Kafka s’intitola anche la poesia che apre la sezione, breve e intensissima, di liriche in dialetto modenese: qual è il tuo rapporto con la poesia dialettale?
Il mio rapporto con il dialetto modenese di città (quello dei miei nonni materni) è nato per una rivalsa e una sfida: la rivalsa tutta generazionale di scrivere una lingua puramente orale e anacronistica; e la sfida (persa in partenza) con uno dei poeti più bravi del nostro tempo, il sassolese Emilio Rentocchini, che è anche un amico vero e uno di quelli con cui parlo più spesso di poesia, fingendo altro. Le mie poesie appena decenti in modenese, però, si contano sulle dita di una sola mano.
Le sei sezioni del libro hanno caratteristiche molto diverse: c’è una prosa narrativa, c’è una sezione di poesie in dialetto, una sezione di traduzioni e imitazioni dall’inglese, una è strutturata in forma di diario… qual è il progetto, nel senso anceschiano del termine, di questo tuo libro?

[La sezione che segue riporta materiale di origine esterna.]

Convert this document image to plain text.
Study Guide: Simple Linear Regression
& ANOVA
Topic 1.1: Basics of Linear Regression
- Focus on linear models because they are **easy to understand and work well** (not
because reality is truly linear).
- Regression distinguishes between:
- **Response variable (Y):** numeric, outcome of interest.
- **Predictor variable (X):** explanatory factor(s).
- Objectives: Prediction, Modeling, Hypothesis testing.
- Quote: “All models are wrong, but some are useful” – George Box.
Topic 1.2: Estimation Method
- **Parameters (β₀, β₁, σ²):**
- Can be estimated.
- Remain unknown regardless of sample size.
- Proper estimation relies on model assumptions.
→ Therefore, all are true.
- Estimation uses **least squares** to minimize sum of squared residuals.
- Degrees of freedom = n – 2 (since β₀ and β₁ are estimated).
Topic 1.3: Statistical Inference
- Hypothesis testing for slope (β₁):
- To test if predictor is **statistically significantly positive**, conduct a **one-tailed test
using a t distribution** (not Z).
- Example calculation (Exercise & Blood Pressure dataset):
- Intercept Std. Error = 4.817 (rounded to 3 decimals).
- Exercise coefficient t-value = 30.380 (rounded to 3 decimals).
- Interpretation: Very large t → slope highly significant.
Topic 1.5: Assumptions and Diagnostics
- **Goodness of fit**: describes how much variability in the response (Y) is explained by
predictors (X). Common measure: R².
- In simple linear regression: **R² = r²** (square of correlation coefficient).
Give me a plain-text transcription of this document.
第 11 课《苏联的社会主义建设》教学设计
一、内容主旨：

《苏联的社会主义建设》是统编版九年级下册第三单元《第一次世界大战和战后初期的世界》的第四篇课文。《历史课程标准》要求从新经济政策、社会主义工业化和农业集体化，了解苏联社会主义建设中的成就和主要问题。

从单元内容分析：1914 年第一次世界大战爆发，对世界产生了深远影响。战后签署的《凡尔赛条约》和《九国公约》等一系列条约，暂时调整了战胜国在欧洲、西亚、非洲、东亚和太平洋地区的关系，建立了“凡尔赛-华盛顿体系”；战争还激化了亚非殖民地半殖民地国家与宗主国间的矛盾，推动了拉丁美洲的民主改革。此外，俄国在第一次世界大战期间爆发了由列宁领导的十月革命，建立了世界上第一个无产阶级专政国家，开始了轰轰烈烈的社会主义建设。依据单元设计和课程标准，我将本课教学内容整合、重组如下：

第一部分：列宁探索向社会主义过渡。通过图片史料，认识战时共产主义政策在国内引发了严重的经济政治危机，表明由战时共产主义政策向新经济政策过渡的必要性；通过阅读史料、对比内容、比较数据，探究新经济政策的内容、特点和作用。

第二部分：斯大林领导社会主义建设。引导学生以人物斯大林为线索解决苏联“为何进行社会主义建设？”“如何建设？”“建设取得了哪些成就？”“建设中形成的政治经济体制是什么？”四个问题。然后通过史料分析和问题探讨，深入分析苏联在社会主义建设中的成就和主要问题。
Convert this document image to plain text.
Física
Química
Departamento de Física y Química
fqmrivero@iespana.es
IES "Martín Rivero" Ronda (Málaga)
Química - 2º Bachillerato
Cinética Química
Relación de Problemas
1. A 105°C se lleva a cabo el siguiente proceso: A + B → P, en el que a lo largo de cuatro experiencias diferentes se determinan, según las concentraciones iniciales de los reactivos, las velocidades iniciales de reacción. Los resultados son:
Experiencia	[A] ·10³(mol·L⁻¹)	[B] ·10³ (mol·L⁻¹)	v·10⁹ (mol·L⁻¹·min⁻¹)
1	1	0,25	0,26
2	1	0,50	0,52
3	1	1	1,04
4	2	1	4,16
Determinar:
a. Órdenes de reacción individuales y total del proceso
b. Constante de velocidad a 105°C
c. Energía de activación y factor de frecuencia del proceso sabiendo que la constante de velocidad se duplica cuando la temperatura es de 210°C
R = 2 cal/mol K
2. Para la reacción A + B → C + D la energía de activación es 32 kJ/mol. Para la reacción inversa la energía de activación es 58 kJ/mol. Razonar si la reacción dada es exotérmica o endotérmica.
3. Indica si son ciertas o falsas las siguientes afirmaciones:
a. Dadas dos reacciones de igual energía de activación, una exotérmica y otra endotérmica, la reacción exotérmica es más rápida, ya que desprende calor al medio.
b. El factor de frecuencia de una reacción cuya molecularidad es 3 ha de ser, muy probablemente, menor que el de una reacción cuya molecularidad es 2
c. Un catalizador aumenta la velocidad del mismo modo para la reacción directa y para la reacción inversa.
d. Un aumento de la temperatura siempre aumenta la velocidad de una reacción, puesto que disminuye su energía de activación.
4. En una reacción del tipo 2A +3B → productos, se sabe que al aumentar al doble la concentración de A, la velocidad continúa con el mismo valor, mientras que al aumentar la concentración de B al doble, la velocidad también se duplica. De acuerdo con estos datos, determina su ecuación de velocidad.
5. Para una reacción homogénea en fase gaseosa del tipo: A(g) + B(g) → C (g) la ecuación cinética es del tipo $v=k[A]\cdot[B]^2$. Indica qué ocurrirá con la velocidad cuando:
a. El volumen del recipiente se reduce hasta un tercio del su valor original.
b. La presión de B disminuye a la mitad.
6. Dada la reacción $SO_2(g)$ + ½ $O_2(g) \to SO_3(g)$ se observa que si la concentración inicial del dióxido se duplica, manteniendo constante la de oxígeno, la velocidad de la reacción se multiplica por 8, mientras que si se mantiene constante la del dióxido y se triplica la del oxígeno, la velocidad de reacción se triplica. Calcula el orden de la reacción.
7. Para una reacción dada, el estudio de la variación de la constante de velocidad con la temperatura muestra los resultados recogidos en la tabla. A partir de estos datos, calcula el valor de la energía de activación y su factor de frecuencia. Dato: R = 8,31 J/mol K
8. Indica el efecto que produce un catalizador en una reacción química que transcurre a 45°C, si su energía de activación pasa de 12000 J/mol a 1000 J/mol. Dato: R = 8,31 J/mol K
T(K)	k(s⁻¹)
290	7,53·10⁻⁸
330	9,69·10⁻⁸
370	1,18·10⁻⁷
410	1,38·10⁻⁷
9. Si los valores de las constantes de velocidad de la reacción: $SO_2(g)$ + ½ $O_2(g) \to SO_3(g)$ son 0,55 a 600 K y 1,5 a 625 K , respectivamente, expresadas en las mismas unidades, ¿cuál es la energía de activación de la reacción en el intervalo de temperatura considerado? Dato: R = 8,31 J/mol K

A Ho visto perdere Varenne non ho creduto di potere imporre un’unità dall’esterno, com’era invece accaduto per i miei libri precedenti. Non c’è stato progetto a priori, in una parola: l’editore Manni, che stimo molto, mi ha chiesto un volumetto di versi (fatto rarissimo, nella situazione attuale) e io gli ho dato quelli che avevo, mettendo insieme una prosa, traduzioni, qualche poesia d’amore e facendoli confluire in quell’acceleratore di esperienza che è la sezione ultima, vera coscienza interna al testo, il “Diario di Alzheimer”.
Cosa intendi quando dici che il tempo della parola va misurato su quello del respiro?
La poesia è sovrapposizione, contaminazione, interazione di due respiri, quello dello scrittore e quello del lettore. L’atto del leggere è in sé uno dei più etici e dei più difficoltosi che si possano oggi compiere.